Reconstruction of Ischial Pressure Sores with Adjacent Muscle Primary Closure and Freestyle Perforator-Based Fasciocutaneous Flaps

Article information

J Wound Manag Res. 2018;14(2):85-90
Publication date (electronic) : 2018 September 30
doi : https://doi.org/10.22467/jwmr.2018.00311
Department of Plastic and Reconstructive Surgery, Eulji University College of Medicine, Daejeon, Korea
Corresponding author: Ho Jik Yang, Department of Plastic & Reconstructive Surgery, Eulji University Hospital, 95 Dunsanseo-ro, Seo-gu, Daejeon 35233, Korea, Tel: +82-42-611-3029, Fax: +82-42-259-1111, E-mail: drhjyang@eulji.ac.kr
Received 2018 March 18; Revised 2018 August 14; Accepted 2018 August 17.

Abstract

Background

The ischial area is particularly vulnerable to pressure sores, and it is susceptible to recurrent sores even after successful treatment. There are various alternatives to treat ischial pressure sores. In this study, we used adjacent muscle primary closure and freestyle perforator-based fasciocutaneous flap operation with padding of the ischium and obliteration of dead space, considering additional surgery due to recurrence of the surgical site.

Methods

We retrospectively analyzed 10 patients who underwent reconstruction using adjacent muscle primary closure and freestyle perforator-based fasciocutaneous flap to treat ischial pressure sores between March 2014 and February 2017. All operations were performed in two stages. The patients’ characteristics, surgical procedure, and clinical course were compared.

Results

The mean age of the patients was 51.7 years (range: 31–68 years), and the mean length of follow-up was 13.3 months (range: 4–20 months). Three patients underwent adjacent muscle primary closure and a posterior thigh fasciocutaneous flap. The rest underwent reconstructive surgery using adjacent muscle primary closure with V-Y advancement fasciocutaneous flap. No recurrences or complications occurred in any of the patients during the follow-up period.

Conclusion

Reconstructive surgery using adjacent muscle primary closure and freestyle perforator-based fasciocutaneous flap is effective for bone padding and dead space obliteration in the treatment of ischial pressure sores. They can also conserve tissue structures and vascularity to allow any additional operations necessitated by recurrent sores.

Introduction

Pressure sores are chronic pressure ulcers that can occur due to a patient’s general condition, nutrition, position, or movement. They are characterized by skin necrosis resulting from consistent pressure on the skin and muscles, which impedes blood flow [1]. Pressure sores usually occur in weight-bearing bony prominences such as the sacrum, ischial tuberosities, greater trochanters, and calcaneum [2]. In the ischial area, they can occur particularly easily in patients who have undergone surgery and have to maintain a sitting position when eating or moving in a wheelchair [3]. Ischial pressure sores have recurrence rates of 7–48% [4,5].

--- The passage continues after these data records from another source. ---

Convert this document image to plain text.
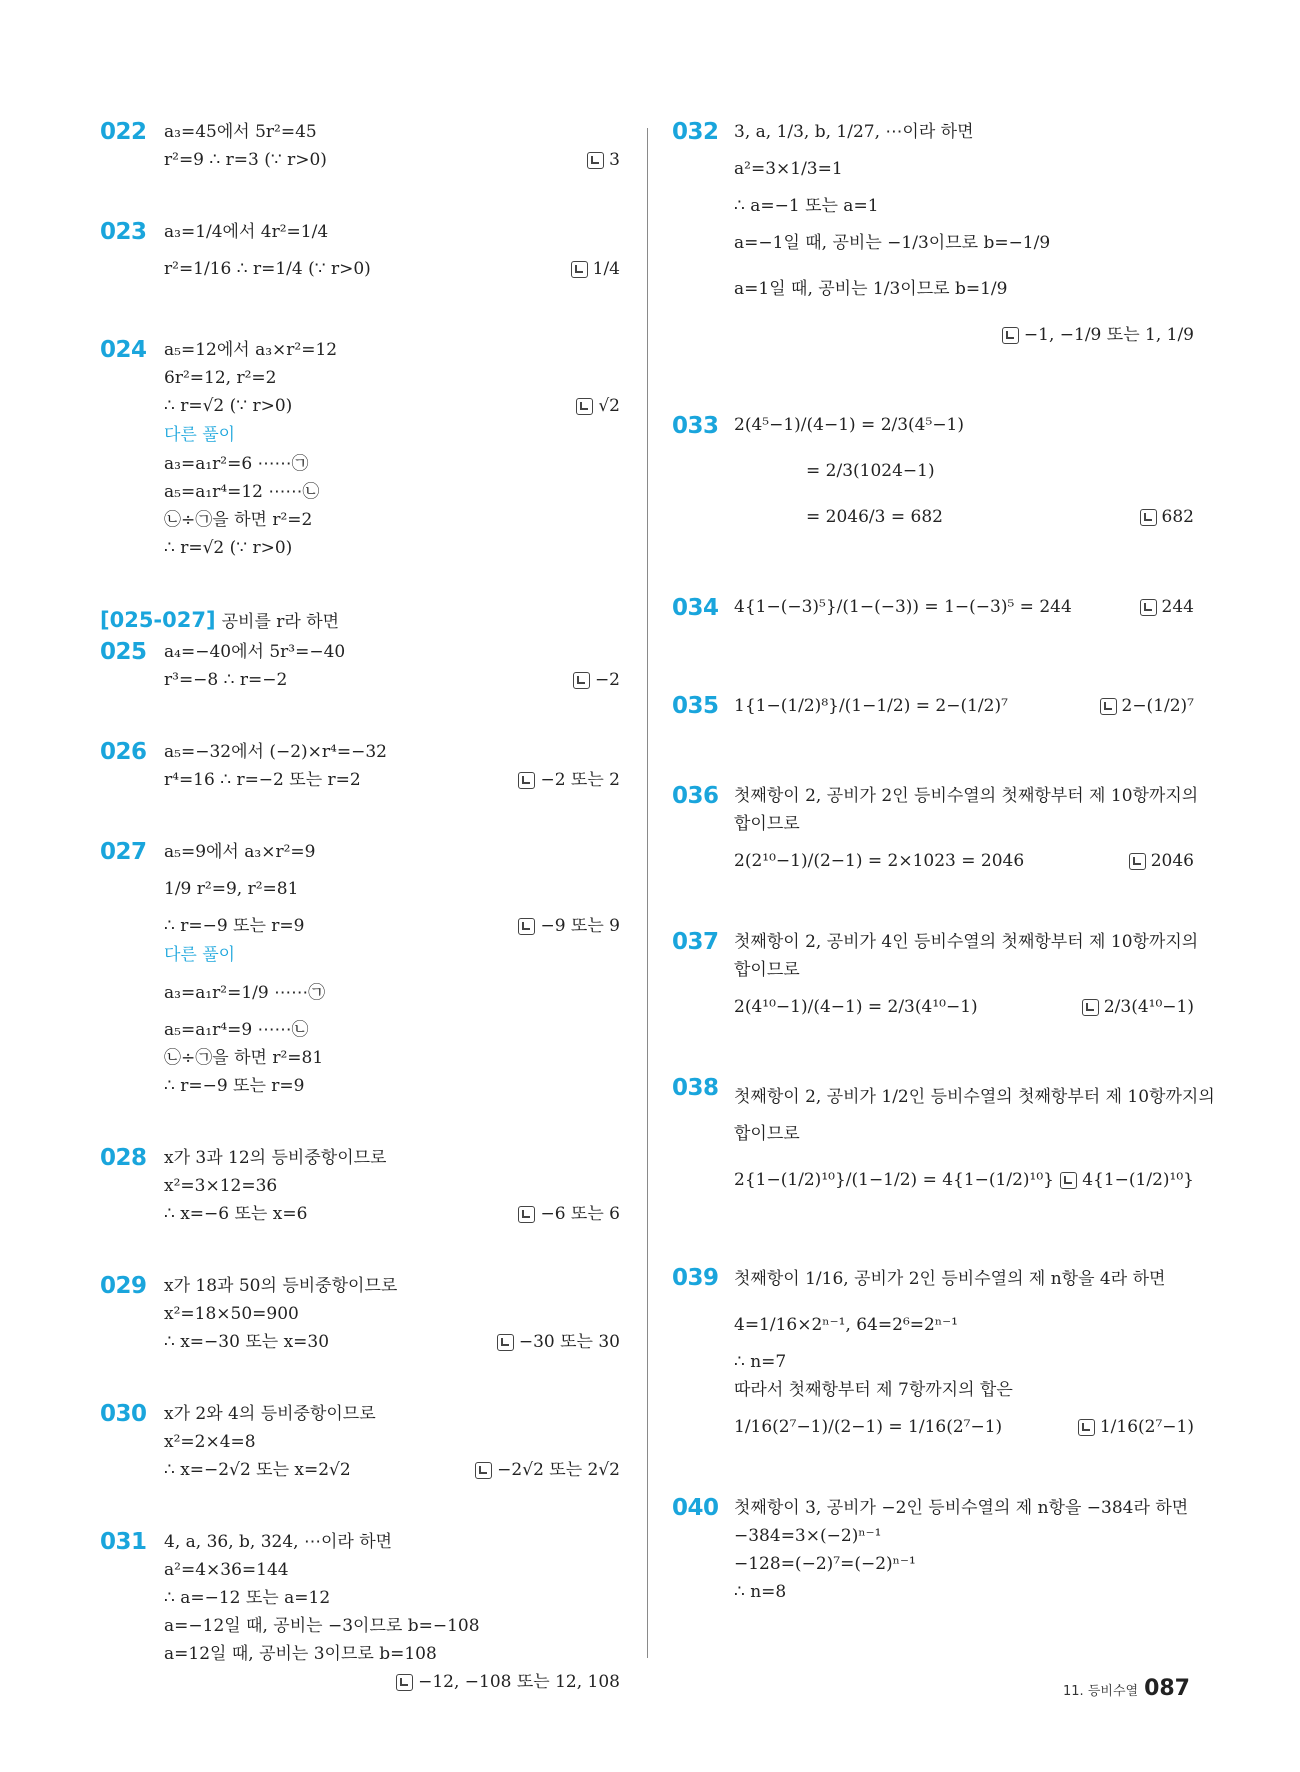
022 a₃=45에서 5r²=45
r²=9 ∴ r=3 (∵ r>0)	3
023 a₃=1/4에서 4r²=1/4
r²=1/16 ∴ r=1/4 (∵ r>0)	1/4
024 a₅=12에서 a₃×r²=12
6r²=12, r²=2
∴ r=√2 (∵ r>0)	√2
다른 풀이
a₃=a₁r²=6 ⋯⋯㉠
a₅=a₁r⁴=12 ⋯⋯㉡
㉡÷㉠을 하면 r²=2
∴ r=√2 (∵ r>0)
[025-027] 공비를 r라 하면
025 a₄=−40에서 5r³=−40
r³=−8 ∴ r=−2	−2
026 a₅=−32에서 (−2)×r⁴=−32
r⁴=16 ∴ r=−2 또는 r=2	−2 또는 2
027 a₅=9에서 a₃×r²=9
1/9 r²=9, r²=81
∴ r=−9 또는 r=9	−9 또는 9
다른 풀이
a₃=a₁r²=1/9 ⋯⋯㉠
a₅=a₁r⁴=9 ⋯⋯㉡
㉡÷㉠을 하면 r²=81
∴ r=−9 또는 r=9
028 x가 3과 12의 등비중항이므로
x²=3×12=36
∴ x=−6 또는 x=6	−6 또는 6
029 x가 18과 50의 등비중항이므로
x²=18×50=900
∴ x=−30 또는 x=30	−30 또는 30
030 x가 2와 4의 등비중항이므로
x²=2×4=8
∴ x=−2√2 또는 x=2√2	−2√2 또는 2√2
031 4, a, 36, b, 324, ⋯이라 하면
a²=4×36=144
∴ a=−12 또는 a=12
a=−12일 때, 공비는 −3이므로 b=−108
a=12일 때, 공비는 3이므로 b=108
−12, −108 또는 12, 108
032 3, a, 1/3, b, 1/27, ⋯이라 하면
a²=3×1/3=1
∴ a=−1 또는 a=1
a=−1일 때, 공비는 −1/3이므로 b=−1/9
a=1일 때, 공비는 1/3이므로 b=1/9
−1, −1/9 또는 1, 1/9
033 2(4⁵−1)/(4−1) = 2/3(4⁵−1)
= 2/3(1024−1)
= 2046/3 = 682	682
034 4{1−(−3)⁵}/(1−(−3)) = 1−(−3)⁵ = 244	244
035 1{1−(1/2)⁸}/(1−1/2) = 2−(1/2)⁷	2−(1/2)⁷
036 첫째항이 2, 공비가 2인 등비수열의 첫째항부터 제 10항까지의
합이므로
2(2¹⁰−1)/(2−1) = 2×1023 = 2046	2046
037 첫째항이 2, 공비가 4인 등비수열의 첫째항부터 제 10항까지의
합이므로
2(4¹⁰−1)/(4−1) = 2/3(4¹⁰−1)	2/3(4¹⁰−1)
038 첫째항이 2, 공비가 1/2인 등비수열의 첫째항부터 제 10항까지의
합이므로
2{1−(1/2)¹⁰}/(1−1/2) = 4{1−(1/2)¹⁰} 4{1−(1/2)¹⁰}
039 첫째항이 1/16, 공비가 2인 등비수열의 제 n항을 4라 하면
4=1/16×2ⁿ⁻¹, 64=2⁶=2ⁿ⁻¹
∴ n=7
따라서 첫째항부터 제 7항까지의 합은
1/16(2⁷−1)/(2−1) = 1/16(2⁷−1)	1/16(2⁷−1)
040 첫째항이 3, 공비가 −2인 등비수열의 제 n항을 −384라 하면
−384=3×(−2)ⁿ⁻¹
−128=(−2)⁷=(−2)ⁿ⁻¹
∴ n=8
11. 등비수열 087
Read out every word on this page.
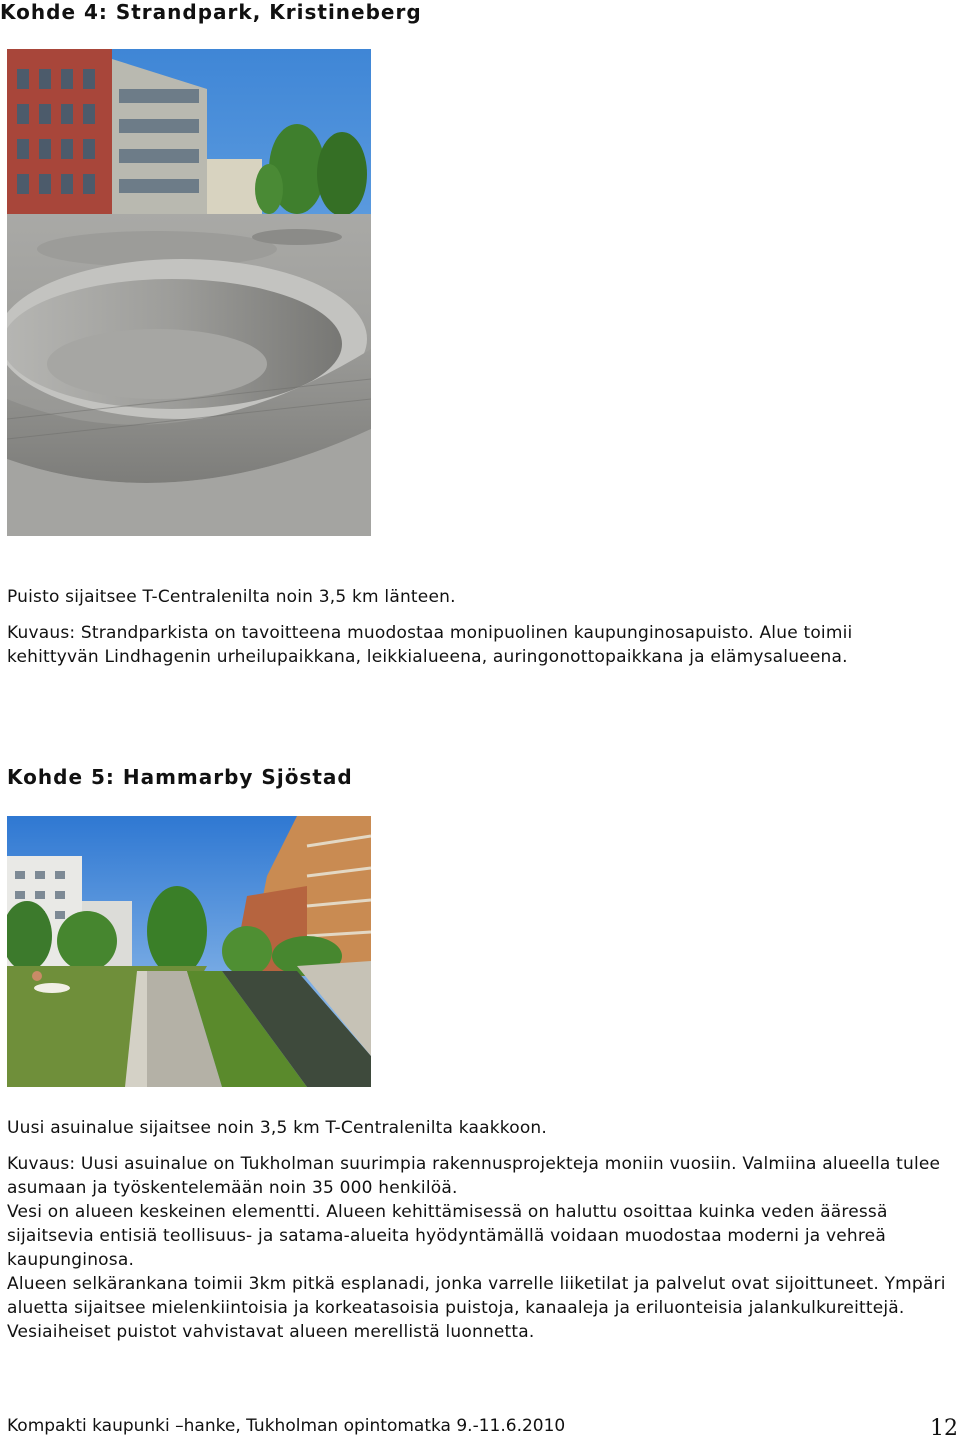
Kohde 4: Strandpark, Kristineberg

Puisto sijaitsee T-Centralenilta noin 3,5 km länteen.

Kuvaus: Strandparkista on tavoitteena muodostaa monipuolinen kaupunginosapuisto. Alue toimii kehittyvän Lindhagenin urheilupaikkana, leikkialueena, auringonottopaikkana ja elämysalueena.

Kohde 5: Hammarby Sjöstad

Uusi asuinalue sijaitsee noin 3,5 km T-Centralenilta kaakkoon.

Kuvaus: Uusi asuinalue on Tukholman suurimpia rakennusprojekteja moniin vuosiin. Valmiina alueella tulee asumaan ja työskentelemään noin 35 000 henkilöä.

Vesi on alueen keskeinen elementti. Alueen kehittämisessä on haluttu osoittaa kuinka veden ääressä sijaitsevia entisiä teollisuus- ja satama-alueita hyödyntämällä voidaan muodostaa moderni ja vehreä kaupunginosa.

Alueen selkärankana toimii 3km pitkä esplanadi, jonka varrelle liiketilat ja palvelut ovat sijoittuneet. Ympäri aluetta sijaitsee mielenkiintoisia ja korkeatasoisia puistoja, kanaaleja ja eriluonteisia jalankulkureittejä. Vesiaiheiset puistot vahvistavat alueen merellistä luonnetta.

Kompakti kaupunki –hanke, Tukholman opintomatka 9.-11.6.2010	12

The following procedures are used to treat ischial pressure sores: (1) excision of undermined skin, (2) abrasion or resection of the ischial tuberosity, and (3) removal of infected bursae and closure of the defect using a flap [6]. The most important goal of these procedures is to eliminate dead spaces and reduce tension on the skin flap. Various flaps are used in the reconstruction of ischial pressure sores, including the gluteus maximus musculocutaneous flap, inferior gluteal thigh flap, hamstring muscle flap, biceps femoris muscle flap, tensor fascia lata flap, and gracilis muscle flap [7].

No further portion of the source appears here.